Just as the professional engineer has the licensure process to uphold the credibility of the profession, so does the technician have a professional certification process that ensures they will be fully integrated into the engineering team that holds paramount the safety, health, and welfare of the public.

It all comes down to the first paragraph in the Code of Ethics for Engineers: We hold paramount the safety of the public. So, the engineering team is instrumental to that. Any one of the three [legs of the stool] that is not fulfilling their role puts the public in danger.

Reinforcing that, making sure that we are working together and understand each other’s roles and respect each other, will further that goal.

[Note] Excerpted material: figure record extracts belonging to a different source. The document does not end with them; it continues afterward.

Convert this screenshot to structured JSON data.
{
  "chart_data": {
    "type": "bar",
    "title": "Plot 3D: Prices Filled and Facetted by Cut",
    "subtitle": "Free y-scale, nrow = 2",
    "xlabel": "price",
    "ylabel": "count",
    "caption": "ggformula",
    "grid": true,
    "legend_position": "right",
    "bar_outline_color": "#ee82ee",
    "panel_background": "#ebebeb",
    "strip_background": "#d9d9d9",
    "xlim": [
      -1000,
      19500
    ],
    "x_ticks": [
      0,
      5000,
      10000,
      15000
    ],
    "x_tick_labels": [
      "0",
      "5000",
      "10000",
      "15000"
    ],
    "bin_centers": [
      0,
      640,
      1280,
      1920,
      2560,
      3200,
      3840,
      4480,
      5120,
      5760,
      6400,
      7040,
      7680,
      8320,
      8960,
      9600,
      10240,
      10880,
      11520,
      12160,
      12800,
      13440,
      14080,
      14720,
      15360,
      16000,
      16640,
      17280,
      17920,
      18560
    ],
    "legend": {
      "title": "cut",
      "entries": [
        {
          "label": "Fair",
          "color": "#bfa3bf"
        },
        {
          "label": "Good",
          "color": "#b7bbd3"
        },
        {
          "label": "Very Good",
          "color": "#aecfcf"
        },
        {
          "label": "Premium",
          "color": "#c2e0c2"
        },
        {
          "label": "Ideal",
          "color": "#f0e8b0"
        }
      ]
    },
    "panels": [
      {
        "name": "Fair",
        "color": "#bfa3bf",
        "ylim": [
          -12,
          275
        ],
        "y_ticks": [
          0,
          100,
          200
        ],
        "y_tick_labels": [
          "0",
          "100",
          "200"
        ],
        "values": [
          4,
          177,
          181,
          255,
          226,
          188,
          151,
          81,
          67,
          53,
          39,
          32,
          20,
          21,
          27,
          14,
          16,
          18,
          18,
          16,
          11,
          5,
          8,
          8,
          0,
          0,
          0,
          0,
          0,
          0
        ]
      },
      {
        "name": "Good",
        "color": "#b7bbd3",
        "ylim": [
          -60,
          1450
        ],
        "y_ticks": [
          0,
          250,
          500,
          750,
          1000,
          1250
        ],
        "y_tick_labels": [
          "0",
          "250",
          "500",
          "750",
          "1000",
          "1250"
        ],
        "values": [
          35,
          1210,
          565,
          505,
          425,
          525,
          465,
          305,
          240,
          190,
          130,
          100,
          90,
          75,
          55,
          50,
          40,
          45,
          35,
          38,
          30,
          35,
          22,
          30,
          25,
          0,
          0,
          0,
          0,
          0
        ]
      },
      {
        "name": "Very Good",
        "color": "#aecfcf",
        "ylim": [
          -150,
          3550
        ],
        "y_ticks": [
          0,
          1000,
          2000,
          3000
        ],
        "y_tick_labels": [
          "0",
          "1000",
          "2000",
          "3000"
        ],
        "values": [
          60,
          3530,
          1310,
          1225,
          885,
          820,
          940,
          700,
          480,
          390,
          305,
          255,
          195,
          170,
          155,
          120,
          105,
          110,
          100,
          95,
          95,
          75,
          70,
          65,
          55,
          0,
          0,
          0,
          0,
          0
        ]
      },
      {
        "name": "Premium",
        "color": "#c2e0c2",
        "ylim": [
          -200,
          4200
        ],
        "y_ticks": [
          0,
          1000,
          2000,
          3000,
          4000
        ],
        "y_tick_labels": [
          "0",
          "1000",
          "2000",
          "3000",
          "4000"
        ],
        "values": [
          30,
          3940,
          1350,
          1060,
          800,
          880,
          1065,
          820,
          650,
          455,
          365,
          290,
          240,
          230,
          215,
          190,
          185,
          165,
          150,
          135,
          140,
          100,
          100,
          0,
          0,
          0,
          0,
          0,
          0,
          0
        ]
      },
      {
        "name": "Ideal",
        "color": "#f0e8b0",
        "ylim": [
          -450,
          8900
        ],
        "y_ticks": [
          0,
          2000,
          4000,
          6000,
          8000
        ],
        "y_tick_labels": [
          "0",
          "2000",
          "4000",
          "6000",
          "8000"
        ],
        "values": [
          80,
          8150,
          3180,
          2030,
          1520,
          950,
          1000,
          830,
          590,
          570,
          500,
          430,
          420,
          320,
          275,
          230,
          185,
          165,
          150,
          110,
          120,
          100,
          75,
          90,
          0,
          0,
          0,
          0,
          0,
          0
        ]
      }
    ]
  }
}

And upholds our goal of keeping the safety of the public our paramount purpose.

NICET Fast Facts

  • NSPE first formed the Institute for Certification of Engineering Technicians in 1961. In 1981 it merged with the Society’s Engineering Technologist Certification Institute to form today’s National Institute for Certification in Engineering Technologies.
  • More than 150,000 individuals have been certified since its launch, in specialty technical areas such as construction materials testing, transportation construction inspection, electrical power, fire protection, and security systems.
  • Career track certifications feature advancing levels of experience, knowledge, and performance requirements: Level I (entry-level, three to six months of experience) up to Level IV (senior-level, 10 plus years of experience).
  • NICET-certified engineering technicians and technologists subscribe to their own code of ethics, which requires them to safeguard the public safety, health, and well-being; undertake only the assignments for which they are competent; avoid conflicts of interest; and so forth.
  • To ensure continued competence, certification must be maintained through a recertification process that requires continuing professional development.
  • Certified technicians can join their own membership association, the American Society of Certified Engineering Technicians (ASCET), which is not part of NSPE but collaborates with NICET.